Chandigarh, February 18, 2015; EcoSikh appealed the Sikhs to celebrate March 14 as the Sikh Environment Day on the Gurtagaddi Diwas (enthronement day) of 7th Sikh Guru, Guru Har Rai with an added focus on climate change as UN is gearing for a major worldwide summit on climate change in December 2015 in Paris. Guru Har Rai is remembered in Sikh history for his deep sensitivity to nature and its preservation. Last year, this day was marked by Sikh communities in India, USA, UK, Australia, Malaysia, Canada, Dubai, Norway, Pakistan and Africa.
EcoSikh has been leading and coordinating the celebration of the Sikh Environment Day since 2011 throughout India and around the globe and has popularized the day with the goal of creating environmental awareness amongst the Sikh masses and engaging them to take action on nature preservation. This year’s focus is climate change and how Sikh community can play a role on this major threat to the planet.

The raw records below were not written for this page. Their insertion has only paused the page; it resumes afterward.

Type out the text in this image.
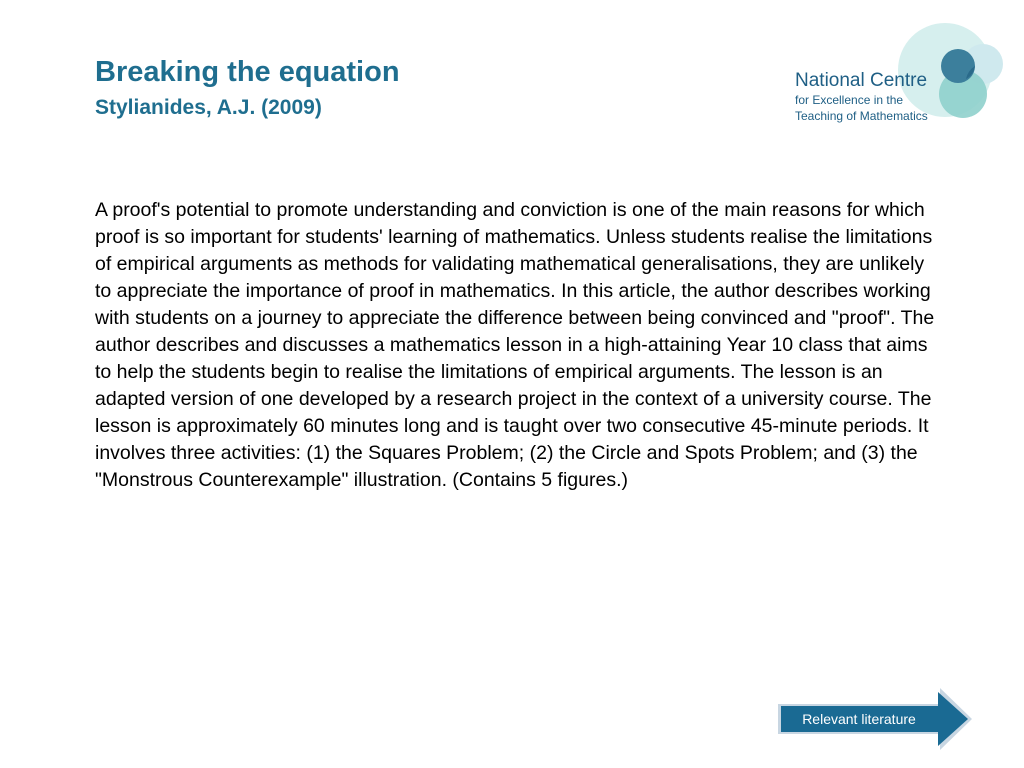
Breaking the equation
Stylianides, A.J. (2009)
National Centre
for Excellence in the
Teaching of Mathematics

A proof's potential to promote understanding and conviction is one of the main reasons for which proof is so important for students' learning of mathematics. Unless students realise the limitations of empirical arguments as methods for validating mathematical generalisations, they are unlikely to appreciate the importance of proof in mathematics. In this article, the author describes working with students on a journey to appreciate the difference between being convinced and "proof". The author describes and discusses a mathematics lesson in a high-attaining Year 10 class that aims to help the students begin to realise the limitations of empirical arguments. The lesson is an adapted version of one developed by a research project in the context of a university course. The lesson is approximately 60 minutes long and is taught over two consecutive 45-minute periods. It involves three activities: (1) the Squares Problem; (2) the Circle and Spots Problem; and (3) the "Monstrous Counterexample" illustration. (Contains 5 figures.)

Relevant literature
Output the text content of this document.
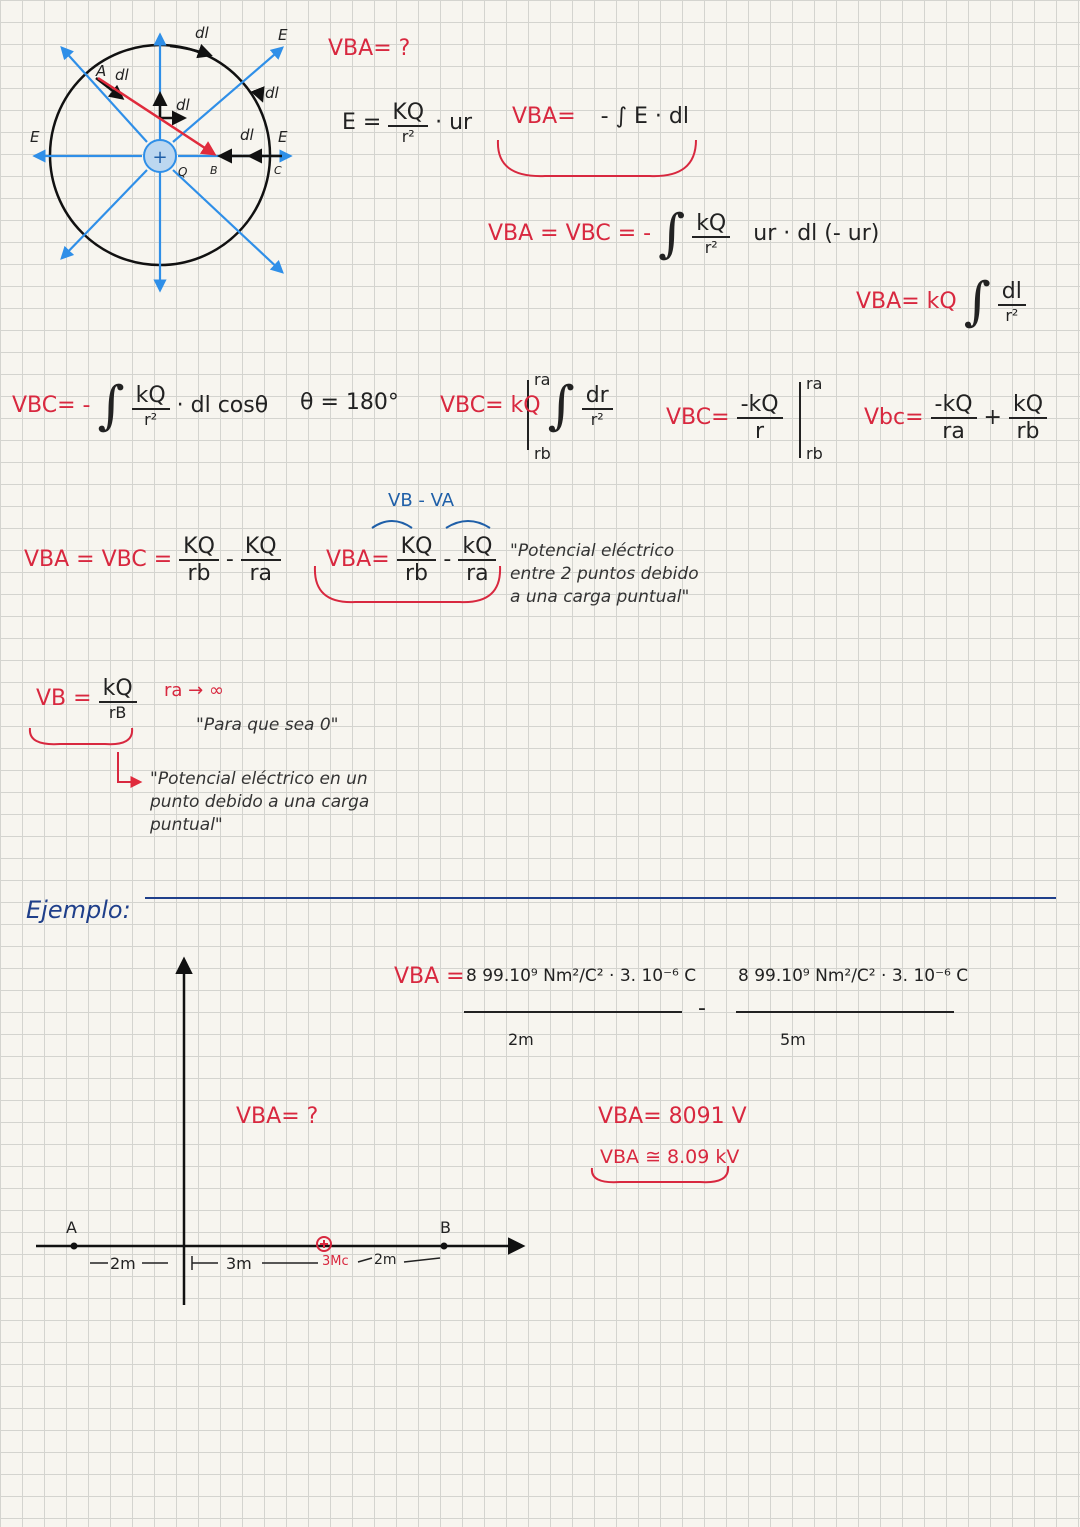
+
dl
dl
dl
dl
dl
E
E
E
A
Q B	C
VBA= ?
$E = \frac{KQ}{\text{r²}}$ · ur VBA= - ∫ E · dl
VBA = VBC = - ∫ $\frac{kQ}{\text{r²}}$ ur · dl (- ur)
VBA= kQ ∫ $\frac{dl}{\text{r²}}$
VBC= - ∫ $\frac{kQ}{\text{r²}}$ · dl cosθ θ = 180° VBC= kQ ∫ $\frac{dr}{\text{r²}}$
ra
rb
$VBC= \frac{-kQ}{r}$
ra
rb
$Vbc= \frac{-kQ}{ra} + \frac{kQ}{rb}$
VBA = VBC = $\frac{KQ}{rb} - \frac{KQ}{ra}$
VB - VA
$VBA= \frac{KQ}{rb} - \frac{kQ}{ra}$ "Potencial eléctrico entre 2 puntos debido a una carga puntual"
VB = $\frac{kQ}{rB}$ ra → ∞
"Para que sea 0"
"Potencial eléctrico en un punto debido a una carga puntual"
Ejemplo:
VBA = 8 99.10⁹ Nm²/C² · 3. 10⁻⁶ C
2m
-
8 99.10⁹ Nm²/C² · 3. 10⁻⁶ C
5m
VBA= ?	VBA= 8091 V
VBA ≅ 8.09 kV
A	B
2m	3m	3Mc 2m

Dr. Rajwant Singh, President of EcoSikh, who especially flew from Washington, said, “Last year, over 2,000 Gurdwaras, schools, and organizations were involved in celebrating the Sikh Environment Day and took part in awareness campaign, plantation drive, nature marches, katha and kirtan based on nature subject from Sikh scriptures.”
He added, “This year’s Sikh environment day, EcoSikh will be emphasizing on climate change issues and will engage Sikh masses and gurdwaras on increasing renewable and alternate energy consumption, water conservation and reuse, consuming and using organic food in our langars and homes and increasing green cover. Climate change is the most important issue of our times and people of faith must act to save the Earth from this dire peril. We hope to work with various governments on climate issues and will welcome a meaningful binding agreement coming out of Paris. Both Mumbai and Kolkata will be seriously threatened later this century if a decisive action is not taken.” EcoSikh is working with the White House and the State Department on climate issues and was also invited by the World Bank president in Washington.
While addressing the press, EcoSikh Project Manager, Ravneet Singh said, “Sikh Environment Day has played a positive role in shaping Sikh mindset and attitude towards mother earth. We have witnessed that in the past five years many Gurdwaras have stopped using Styrofoam and switched to steel utensils, many Sikh youth are stepping in to make Sikh celebrations processions (nagar kirtans) clean and green, planting trees and gifting saplings on auspicious occasions, many Gurdwara managements are looking for solar and bio solutions for energy.”
“It is important that the Gurdwaras across the world celebrate the Sikh Environment Day and add March 14 in their annual calendar of celebrations so that the environmental values in the Gurbani are passed on to next generations. This will help produce leaders for tomorrow who are green conscious.” added Ravneet Singh.
“Over eight hundred schools across Punjab will take water pledge on Sikh Environment Day”, declared Jaspreet Kaur, Project Manager of Guru Nanak Multiversity Educate Punjab Project. “From the last three years we have been organizing Sikh Environment Day celebrations in Punjab schools in collaboration with Satnam Sarv Kalyan Trust and Chief Khalsa Diwan. EcoSikh’s Sikh Environment Day toolkit that includes various write ups, posters, pledges and short movies on nature conservation have marked change in the young mindsets. The schools are also keener in creating environmental awareness and projects in their campus. Each year we are encouraged to go extra mile during our celebrations in March.” Jaspreet notified.
Dr. BS Brar who has contributed a lot of his time and energy in the development of two parks dedicated to Guru Har Rai ji in his village Patto Hira Singh Wala in Moga was present at the press club along with his team to appeal the Gurdwara managements to take concrete action to protect the health of Punjab. Said Dr. Brar, “The historical Gurdwara in Village Patto has dedicated its land to create gardens and landscapes on its 13 acres of land as a tribute to Guru Har Rai ji. The parks we started on Sikh Environment Day in 2012 are still in developing stage and would cost over 60 lakh rupees ($100,000). We have planned an orchid, a pond and an organic kitchen garden for langar which will benefit the village’s health and improve the biodiversity in our area.”
Gursahib Singh, the team leader of a Ludhiana based youth group, Young Flares that contributed two years of hard labour in greening and cleaning of the nagar kirtans (Sikh religious procession) in partnership with EcoSikh were also present at the press conference at the Press Club Chandigarh. “We need more time to really make it happen, we aim that Sikhs do not litter.” Said Gursahib Singh.
Dean Student Welfare, Dr. Bir Bikram Singh from the Sri Guru Granth Sahib World University an SGPC run educational institution, shared with the press, “Such environmental initiatives have always inspired us to create environmental projects, our institution always arrange seminars for our students and plants trees in huge numbers in honour of Guru Har Rai.”